愛三工業、巻き線を工夫し高出力で耐摩耗に
22年ぶりの“トヨタタクシー”を支える燃料ポンプ

「ジャパンタクシー」公式サイトより

 愛三工業は液化石油ガス(LPG)ハイブリッドシステム向けの燃料ポンプユニットなどを開発し、トヨタ自動車の「ジャパンタクシー」に採用された。新開発のブラシレスDC(直流)モーター式燃料ポンプや制御ユニットを搭載。従来比約20%の省電力化や、寿命を同45%延ばすことにつなげた。

 モーターのコア部分に、腐食に強いフェライト焼結磁石を採用した。独自の巻き線技術により、高出力かつ腐食や摩耗に強い製品を作り上げた。消費電力は17・3ワットと他社の従来品比で約18%低い。

 ジャパンタクシーは昨年、22年ぶりのタクシー向け新型車として投入された。車高を175センチと高くした一方、床は低く抑え、大柄な外国人や高齢者、子供が乗り降りしやすいようにした。人が座ったまま車いすを載せることも可能だ。
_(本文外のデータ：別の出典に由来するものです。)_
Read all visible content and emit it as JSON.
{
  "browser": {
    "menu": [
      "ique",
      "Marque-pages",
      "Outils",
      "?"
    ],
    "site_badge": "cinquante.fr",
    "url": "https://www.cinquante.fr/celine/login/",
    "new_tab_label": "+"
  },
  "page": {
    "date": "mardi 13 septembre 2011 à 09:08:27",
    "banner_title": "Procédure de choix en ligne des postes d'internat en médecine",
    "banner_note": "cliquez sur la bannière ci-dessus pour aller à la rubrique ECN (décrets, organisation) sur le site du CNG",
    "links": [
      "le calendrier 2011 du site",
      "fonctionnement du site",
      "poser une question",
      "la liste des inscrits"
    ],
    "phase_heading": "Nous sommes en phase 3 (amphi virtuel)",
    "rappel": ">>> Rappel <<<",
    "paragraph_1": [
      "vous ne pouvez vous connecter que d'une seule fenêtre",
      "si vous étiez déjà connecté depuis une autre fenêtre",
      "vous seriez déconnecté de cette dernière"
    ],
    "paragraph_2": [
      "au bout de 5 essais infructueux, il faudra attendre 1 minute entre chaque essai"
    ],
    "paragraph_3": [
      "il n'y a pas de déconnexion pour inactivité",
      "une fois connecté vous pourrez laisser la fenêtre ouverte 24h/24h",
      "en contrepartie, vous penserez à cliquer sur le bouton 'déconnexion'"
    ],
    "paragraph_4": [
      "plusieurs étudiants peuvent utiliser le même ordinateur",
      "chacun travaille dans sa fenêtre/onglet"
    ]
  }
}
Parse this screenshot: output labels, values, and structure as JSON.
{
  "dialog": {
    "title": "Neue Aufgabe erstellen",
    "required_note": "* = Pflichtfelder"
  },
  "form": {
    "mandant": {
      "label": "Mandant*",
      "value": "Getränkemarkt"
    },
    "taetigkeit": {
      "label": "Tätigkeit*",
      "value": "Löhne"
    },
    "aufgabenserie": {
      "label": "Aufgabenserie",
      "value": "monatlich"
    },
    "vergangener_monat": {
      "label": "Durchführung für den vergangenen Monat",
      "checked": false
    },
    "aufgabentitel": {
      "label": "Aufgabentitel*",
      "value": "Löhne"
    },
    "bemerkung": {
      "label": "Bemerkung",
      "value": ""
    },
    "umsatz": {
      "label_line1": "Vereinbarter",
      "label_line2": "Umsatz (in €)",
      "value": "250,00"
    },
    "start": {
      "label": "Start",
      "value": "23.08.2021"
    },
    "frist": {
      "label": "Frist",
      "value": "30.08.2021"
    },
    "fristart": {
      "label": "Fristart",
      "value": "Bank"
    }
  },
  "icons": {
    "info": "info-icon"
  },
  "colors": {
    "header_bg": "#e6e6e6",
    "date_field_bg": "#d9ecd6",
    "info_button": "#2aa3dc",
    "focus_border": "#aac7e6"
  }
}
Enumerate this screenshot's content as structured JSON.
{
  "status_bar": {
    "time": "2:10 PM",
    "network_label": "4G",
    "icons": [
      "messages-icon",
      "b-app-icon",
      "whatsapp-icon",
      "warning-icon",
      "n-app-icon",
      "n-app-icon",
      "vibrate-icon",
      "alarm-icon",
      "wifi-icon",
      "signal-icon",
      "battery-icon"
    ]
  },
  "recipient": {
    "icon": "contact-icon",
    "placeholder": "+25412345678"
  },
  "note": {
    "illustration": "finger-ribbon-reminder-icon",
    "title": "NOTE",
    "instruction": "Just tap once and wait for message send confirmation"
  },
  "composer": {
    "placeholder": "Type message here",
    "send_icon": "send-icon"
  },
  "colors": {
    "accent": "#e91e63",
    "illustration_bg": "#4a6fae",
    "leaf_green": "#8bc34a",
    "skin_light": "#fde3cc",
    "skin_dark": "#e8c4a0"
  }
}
 愛三工業は燃料ポンプなどが主力だが、車両の電動化を見据えてモーターや電池周辺の製品などの開発を進めている。野村得之社長は「車の電動化のコアは電池」と話し、電池制御の技術開発を強化する考えだ。
燃料ポンプユニット

日刊工業新聞2018年7月10日
日刊工業新聞記者
日刊工業新聞記者
一方、電動化の主役は当面、エンジンを搭載するハイブリッド車(HV)が中心となる。電動車向けの燃料系統の技術も磨き、電動化時代を生き抜く方針だ。